The optimization is performed by relying on upstream Awkward-Array
typetracers. **It is possible for this optimization to fail.** The
default configuration is such that a warning will be thrown if the
optimization fails. If you'd instead like to silence the warning or
raise an exception, the configuration parameter can be adjusted. Here
are the options for the ``awkward.optimization.on-fail`` configuration
parameter:

- ``"pass"``: fail silently; the optimization is skipped (can reduce
  performance by reading unncessary data from disk).
- ``"raise"``: fail by raising an exception: this will stop the process
  at compute time.
- ``"warn"`` (the default): fail with a warning but let the compute
  continue without the necessary columns optimization (can reduce
  performance by reading unnecessary data from disk).

One can also use the ``columns=`` argument (with
:func:`~dask_awkward.from_parquet`, for example) to manually define
which columns should be read from disk.

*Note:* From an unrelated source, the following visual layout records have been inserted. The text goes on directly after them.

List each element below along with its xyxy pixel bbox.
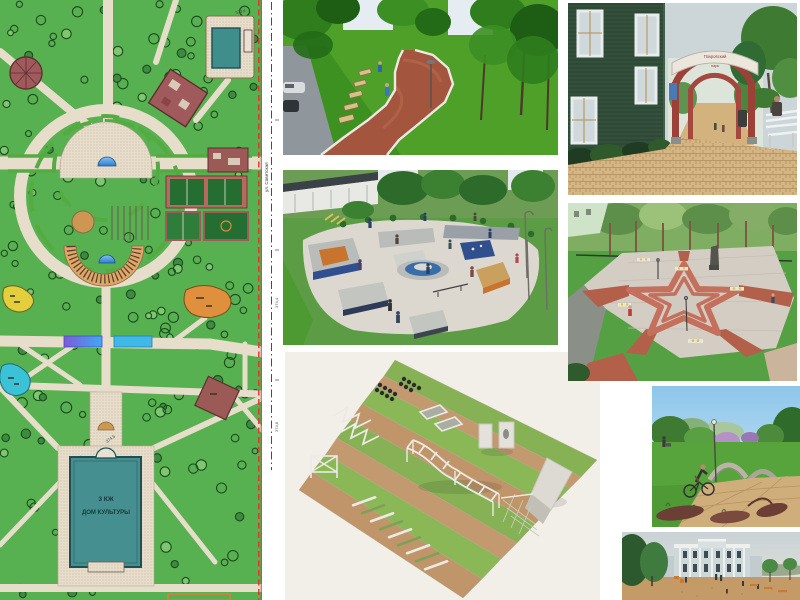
plan-pool-complex: 573,4 [206,8,254,78]
culture-house-square-render [622,532,800,600]
skatepark-scene [283,170,558,345]
walkway-render [283,0,558,155]
street-name-label: ул. Советская [264,162,269,192]
culture-building [662,539,762,577]
bike-path-render [652,386,800,527]
bike-path-scene [652,386,800,527]
plan-carousel [10,57,42,89]
margin-mark-2: 374,4 [274,297,279,308]
culture-house-label-1: 3 КЖ [98,496,113,503]
plan-basketball-courts [166,212,248,240]
plan-margin-street: ул. Советская 374,8 374,4 [262,0,283,600]
workout-scene [285,352,600,600]
street-axis: ул. Советская 374,8 374,4 [262,0,283,600]
workout-course-render [285,352,600,600]
plan-tennis-courts [166,176,247,208]
master-plan-drawing: 573,4 [0,0,262,600]
walkway-scene [283,0,558,155]
entrance-arch-scene: Покровский парк [568,3,797,195]
entrance-arch-render: Покровский парк [568,3,797,195]
arch-sign-line-1: Покровский [704,54,727,59]
plan-sport-cabinet [208,148,248,172]
trash-bin [738,110,747,127]
skatepark-render [283,170,558,345]
master-plan: 573,4 [0,0,262,600]
info-stand [669,83,677,100]
star-plaza-render [568,203,797,381]
arch-sign-line-2: парк [711,63,720,68]
culture-house-label-2: ДОМ КУЛЬТУРЫ [82,510,130,516]
margin-mark-1: 374,8 [274,421,279,432]
green-building [568,3,672,168]
culture-square-scene [622,532,800,600]
star-plaza-scene [568,203,797,381]
park-design-collage: 573,4 [0,0,800,600]
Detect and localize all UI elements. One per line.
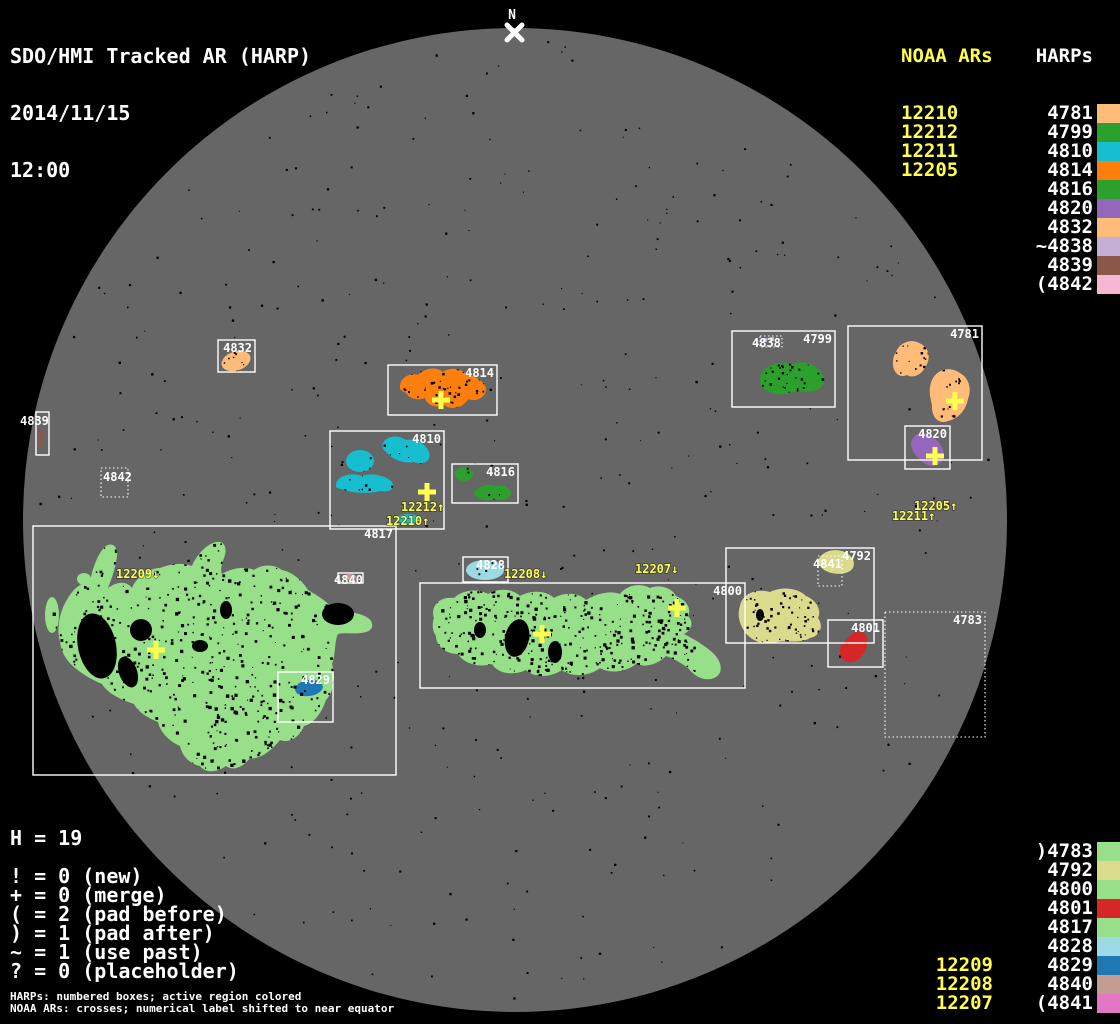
- speckle: [318, 209, 320, 211]
- speckle: [337, 427, 339, 429]
- speckle: [655, 377, 656, 378]
- speckle: [361, 792, 362, 793]
- speckle: [643, 298, 645, 300]
- speckle: [648, 763, 650, 765]
- speckle: [919, 529, 921, 531]
- speckle: [736, 463, 737, 464]
- noaa-number: 12205: [901, 161, 993, 180]
- speckle: [253, 493, 255, 495]
- speckle: [326, 112, 328, 114]
- speckle: [351, 747, 353, 749]
- speckle: [526, 891, 528, 893]
- speckle: [877, 494, 878, 495]
- speckle: [906, 657, 907, 658]
- speckle: [695, 584, 696, 585]
- speckle: [694, 870, 696, 872]
- speckle: [762, 805, 764, 807]
- speckle: [661, 962, 662, 963]
- speckle: [321, 299, 323, 301]
- speckle: [364, 362, 366, 364]
- speckle: [756, 250, 758, 252]
- speckle: [201, 218, 203, 220]
- speckle: [527, 698, 529, 700]
- speckle: [347, 814, 349, 816]
- speckle: [92, 716, 94, 718]
- speckle: [234, 337, 235, 338]
- speckle: [357, 126, 359, 128]
- speckle: [887, 270, 889, 272]
- speckle: [74, 448, 76, 450]
- speckle: [375, 671, 377, 673]
- speckle: [351, 166, 353, 168]
- harp-box-label: 4814: [465, 366, 494, 380]
- harp-color-swatch: [1097, 956, 1120, 975]
- speckle: [312, 209, 314, 211]
- harp-number: (4842: [1000, 275, 1093, 294]
- speckle: [611, 872, 613, 874]
- speckle: [605, 797, 607, 799]
- umbra-patch: [192, 640, 208, 652]
- speckle: [469, 178, 471, 180]
- speckle: [316, 240, 317, 241]
- harp-color-swatch: [1097, 937, 1120, 956]
- speckle: [580, 130, 582, 132]
- speckle: [938, 695, 940, 697]
- speckle: [269, 492, 271, 494]
- speckle: [500, 757, 502, 759]
- speckle: [560, 568, 562, 570]
- speckle: [246, 502, 248, 504]
- speckle: [335, 359, 337, 361]
- north-label: N: [508, 8, 516, 23]
- speckle: [650, 708, 651, 709]
- harp-number: (4841: [1000, 994, 1093, 1013]
- speckle: [934, 297, 936, 299]
- speckle: [264, 842, 266, 844]
- speckle: [887, 744, 889, 746]
- speckle: [515, 850, 517, 852]
- speckle: [224, 772, 226, 774]
- speckle: [486, 525, 488, 527]
- speckle: [864, 511, 865, 512]
- speckle: [666, 209, 667, 210]
- harp-box-label: 4783: [953, 613, 982, 627]
- noaa-shifted-label: 12210↑: [386, 514, 429, 528]
- speckle: [674, 536, 676, 538]
- speckle: [514, 909, 515, 910]
- speckle: [571, 60, 573, 62]
- speckle: [73, 336, 75, 338]
- speckle: [649, 167, 650, 168]
- speckle: [357, 210, 359, 212]
- speckle: [104, 293, 105, 294]
- harp-list-top: HARPs 4781479948104814481648204832~48384…: [1000, 9, 1120, 294]
- speckle: [719, 738, 721, 740]
- speckle: [421, 832, 422, 833]
- speckle: [582, 677, 584, 679]
- speckle: [648, 816, 650, 818]
- speckle: [331, 94, 333, 96]
- speckle: [771, 204, 773, 206]
- speckle: [486, 420, 488, 422]
- speckle: [468, 230, 469, 231]
- speckle: [987, 459, 989, 461]
- speckle: [254, 914, 256, 916]
- speckle: [845, 687, 847, 689]
- harp-color-swatch: [1097, 994, 1120, 1013]
- speckle: [772, 514, 774, 516]
- speckle: [580, 957, 582, 959]
- speckle: [552, 810, 554, 812]
- speckle: [807, 463, 809, 465]
- speckle: [185, 541, 187, 543]
- umbra-patch: [130, 619, 152, 641]
- speckle: [436, 54, 438, 56]
- speckle: [498, 65, 499, 66]
- speckle: [660, 222, 661, 223]
- speckle: [779, 705, 781, 707]
- harp-box-label: 4820: [918, 427, 947, 441]
- speckle: [647, 220, 648, 221]
- speckle: [308, 834, 310, 836]
- speckle: [867, 280, 868, 281]
- harp-color-swatch: [1097, 142, 1120, 161]
- speckle: [583, 978, 584, 979]
- noaa-shifted-label: 12207↓: [635, 562, 678, 576]
- harp-box-label: 4840: [334, 573, 363, 587]
- speckle: [666, 213, 667, 214]
- noaa-header: NOAA ARs: [901, 47, 993, 66]
- speckle: [173, 418, 175, 420]
- speckle: [583, 691, 585, 693]
- speckle: [351, 920, 353, 922]
- speckle: [898, 262, 899, 263]
- harp-count: H = 19: [10, 829, 82, 848]
- speckle: [627, 299, 629, 301]
- speckle: [136, 337, 138, 339]
- speckle: [412, 138, 414, 140]
- speckle: [109, 710, 111, 712]
- speckle: [313, 387, 315, 389]
- speckle: [425, 315, 427, 317]
- speckle: [490, 389, 492, 391]
- speckle: [628, 482, 630, 484]
- speckle: [644, 837, 646, 839]
- speckle: [619, 474, 621, 476]
- speckle: [433, 923, 435, 925]
- harp-color-swatch: [1097, 842, 1120, 861]
- speckle: [98, 440, 99, 441]
- speckle: [526, 504, 528, 506]
- noaa-number: 12207: [900, 994, 993, 1013]
- harp-color-swatch: [1097, 899, 1120, 918]
- speckle: [688, 456, 689, 457]
- speckle: [144, 331, 145, 332]
- speckle: [445, 233, 447, 235]
- speckle: [811, 665, 813, 667]
- speckle: [156, 412, 158, 414]
- speckle: [351, 852, 353, 854]
- speckle: [909, 408, 911, 410]
- harp-box-label: 4839: [20, 414, 49, 428]
- speckle: [625, 353, 627, 355]
- speckle: [810, 408, 811, 409]
- speckle: [909, 763, 911, 765]
- speckle: [130, 754, 132, 756]
- speckle: [465, 210, 466, 211]
- speckle: [274, 514, 275, 515]
- speckle: [474, 776, 476, 778]
- speckle: [479, 809, 480, 810]
- harp-color-swatch: [1097, 123, 1120, 142]
- speckle: [383, 207, 385, 209]
- speckle: [399, 871, 401, 873]
- speckle: [331, 446, 332, 447]
- speckle: [331, 779, 333, 781]
- speckle: [563, 506, 565, 508]
- speckle: [240, 418, 241, 419]
- speckle: [729, 260, 731, 262]
- harp-color-swatch: [1097, 918, 1120, 937]
- speckle: [505, 307, 507, 309]
- speckle: [848, 613, 849, 614]
- speckle: [164, 380, 166, 382]
- harp-color-swatch: [1097, 237, 1120, 256]
- speckle: [317, 395, 319, 397]
- harp-list-row: (4842: [1000, 275, 1120, 294]
- speckle: [951, 462, 952, 463]
- speckle: [697, 220, 699, 222]
- speckle: [217, 793, 219, 795]
- speckle: [729, 444, 730, 445]
- speckle: [149, 785, 151, 787]
- speckle: [232, 319, 234, 321]
- speckle: [179, 292, 181, 294]
- noaa-shifted-label: 12212↑: [401, 500, 444, 514]
- speckle: [295, 819, 297, 821]
- speckle: [744, 148, 746, 150]
- speckle: [291, 814, 293, 816]
- speckle: [119, 362, 121, 364]
- speckle: [500, 377, 502, 379]
- speckle: [970, 497, 972, 499]
- speckle: [573, 555, 575, 557]
- speckle: [739, 219, 741, 221]
- speckle: [212, 432, 213, 433]
- speckle: [129, 284, 131, 286]
- speckle: [448, 334, 449, 335]
- speckle: [837, 419, 838, 420]
- speckle: [132, 772, 134, 774]
- speckle: [282, 549, 283, 550]
- speckle: [449, 676, 450, 677]
- speckle: [836, 726, 838, 728]
- speckle: [160, 449, 161, 450]
- speckle: [228, 435, 230, 437]
- speckle: [500, 183, 501, 184]
- speckle: [298, 559, 300, 561]
- speckle: [248, 249, 250, 251]
- speckle: [476, 689, 478, 691]
- speckle: [139, 557, 141, 559]
- speckle: [589, 849, 591, 851]
- speckle: [486, 73, 488, 75]
- speckle: [658, 792, 659, 793]
- speckle: [408, 336, 410, 338]
- speckle: [671, 467, 672, 468]
- speckle: [127, 307, 129, 309]
- speckle: [594, 791, 596, 793]
- speckle: [429, 204, 430, 205]
- speckle: [305, 435, 307, 437]
- speckle: [370, 908, 371, 909]
- speckle: [614, 864, 616, 866]
- speckle: [791, 691, 793, 693]
- speckle: [652, 549, 653, 550]
- speckle: [591, 593, 593, 595]
- speckle: [715, 410, 717, 412]
- speckle: [261, 305, 263, 307]
- harp-box-label: 4799: [803, 332, 832, 346]
- speckle: [425, 118, 426, 119]
- speckle: [605, 438, 607, 440]
- speckle: [825, 510, 827, 512]
- noaa-shifted-label: 12208↓: [504, 567, 547, 581]
- harp-color-swatch: [1097, 861, 1120, 880]
- speckle: [904, 683, 905, 684]
- speckle: [605, 386, 607, 388]
- speckle: [713, 194, 715, 196]
- speckle: [318, 512, 320, 514]
- speckle: [682, 843, 683, 844]
- speckle: [581, 715, 583, 717]
- speckle: [40, 503, 42, 505]
- speckle: [625, 129, 627, 131]
- speckle: [761, 201, 763, 203]
- speckle: [409, 727, 410, 728]
- speckle: [653, 947, 654, 948]
- speckle: [883, 770, 885, 772]
- speckle: [771, 880, 773, 882]
- speckle: [814, 722, 816, 724]
- speckle: [435, 745, 436, 746]
- speckle: [303, 922, 305, 924]
- harp-color-swatch: [1097, 975, 1120, 994]
- speckle: [728, 566, 730, 568]
- speckle: [507, 883, 509, 885]
- speckle: [349, 294, 350, 295]
- speckle: [231, 457, 232, 458]
- speckle: [639, 128, 641, 130]
- speckle: [543, 304, 544, 305]
- speckle: [752, 578, 754, 580]
- speckle: [818, 689, 819, 690]
- speckle: [740, 267, 741, 268]
- speckle: [721, 946, 723, 948]
- speckle: [447, 276, 448, 277]
- speckle: [528, 170, 529, 171]
- speckle: [719, 446, 721, 448]
- speckle: [344, 336, 346, 338]
- harps-header: HARPs: [1000, 47, 1093, 66]
- speckle: [470, 279, 472, 281]
- speckle: [415, 570, 416, 571]
- speckle: [119, 392, 121, 394]
- speckle: [327, 188, 329, 190]
- speckle: [727, 258, 729, 260]
- speckle: [58, 496, 60, 498]
- speckle: [710, 408, 711, 409]
- speckle: [712, 363, 714, 365]
- speckle: [375, 279, 377, 281]
- speckle: [143, 545, 144, 546]
- harp-color-swatch: [1097, 161, 1120, 180]
- speckle: [357, 95, 359, 97]
- harp-box-label: 4838: [752, 336, 781, 350]
- speckle: [696, 163, 698, 165]
- speckle: [354, 103, 355, 104]
- speckle: [409, 350, 411, 352]
- speckle: [274, 521, 275, 522]
- speckle: [333, 911, 335, 913]
- speckle: [892, 275, 893, 276]
- speckle: [225, 284, 227, 286]
- speckle: [629, 765, 630, 766]
- speckle: [544, 793, 545, 794]
- speckle: [363, 870, 365, 872]
- harp-color-swatch: [1097, 256, 1120, 275]
- speckle: [442, 727, 444, 729]
- speckle: [704, 495, 706, 497]
- speckle: [582, 916, 584, 918]
- speckle: [811, 515, 813, 517]
- ar-blob-4817: [77, 573, 91, 585]
- noaa-list-bottom: 122091220812207: [900, 956, 993, 1013]
- speckle: [778, 824, 780, 826]
- harp-plot-canvas: 4832483948424814481048164817484048294828…: [0, 0, 1120, 1024]
- harp-list-bottom: )47834792480048014817482848294840(4841: [1000, 842, 1120, 1013]
- harp-box-label: 4842: [103, 470, 132, 484]
- speckle: [291, 389, 292, 390]
- speckle: [532, 800, 533, 801]
- speckle: [497, 749, 499, 751]
- speckle: [527, 972, 529, 974]
- speckle: [151, 373, 153, 375]
- speckle: [563, 308, 565, 310]
- speckle: [603, 550, 605, 552]
- speckle: [655, 679, 657, 681]
- speckle: [616, 198, 618, 200]
- speckle: [658, 432, 660, 434]
- speckle: [663, 875, 664, 876]
- speckle: [360, 696, 361, 697]
- harp-box-label: 4828: [476, 558, 505, 572]
- harp-box-label: 4817: [364, 527, 393, 541]
- speckle: [765, 458, 767, 460]
- speckle: [890, 246, 892, 248]
- speckle: [676, 712, 677, 713]
- speckle: [782, 242, 784, 244]
- speckle: [822, 514, 823, 515]
- time-label: 12:00: [10, 161, 311, 180]
- speckle: [757, 432, 759, 434]
- speckle: [447, 767, 448, 768]
- speckle: [596, 301, 598, 303]
- harp-box-label: 4816: [486, 465, 515, 479]
- speckle: [599, 953, 601, 955]
- speckle: [512, 939, 514, 941]
- legend-symbol-rows: ! = 0 (new)+ = 0 (merge)( = 2 (pad befor…: [10, 867, 239, 981]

The
:func:`~dask_awkward.report_necessary_columns` function can be used to
determine how one should use the ``columns=`` argument. Using our
above example, we write

.. code:: pycon

   >>> import dask_awkward as dak
   >>> import dask.config
   >>> ds = dak.from_parquet("/path/to/data", columns=["bar.x", "foo"])
   >>> result = ds.bar.x / ds.foo
   >>> with dask.config.set({"awkward.optimization.enabled": False}):
   ...     result.compute()
   ...

With this code we can save a little bit of overhead by not running the
necessary columns optimization after already defining, by hand, the
minimal set (one should be sure about what is needed with this
workflow).

.. raw:: html

   <script data-goatcounter="https://dask-awkward.goatcounter.com/count"
           async src="//gc.zgo.at/count.js"></script>


.. note::

    Under the hood, the columns optimization is implemented as a *buffers* optimization; dask-awkward determines the
    buffers necessary to read from a columnar source, before translating these to column names. Some IO sources might
    not support :func:`~dask_awkward.report_necessary_columns`, e.g. if the source directly reads buffers from a container.

    For these IO sources, :func:`~dask_awkward.report_necessary_buffers` can be used instead.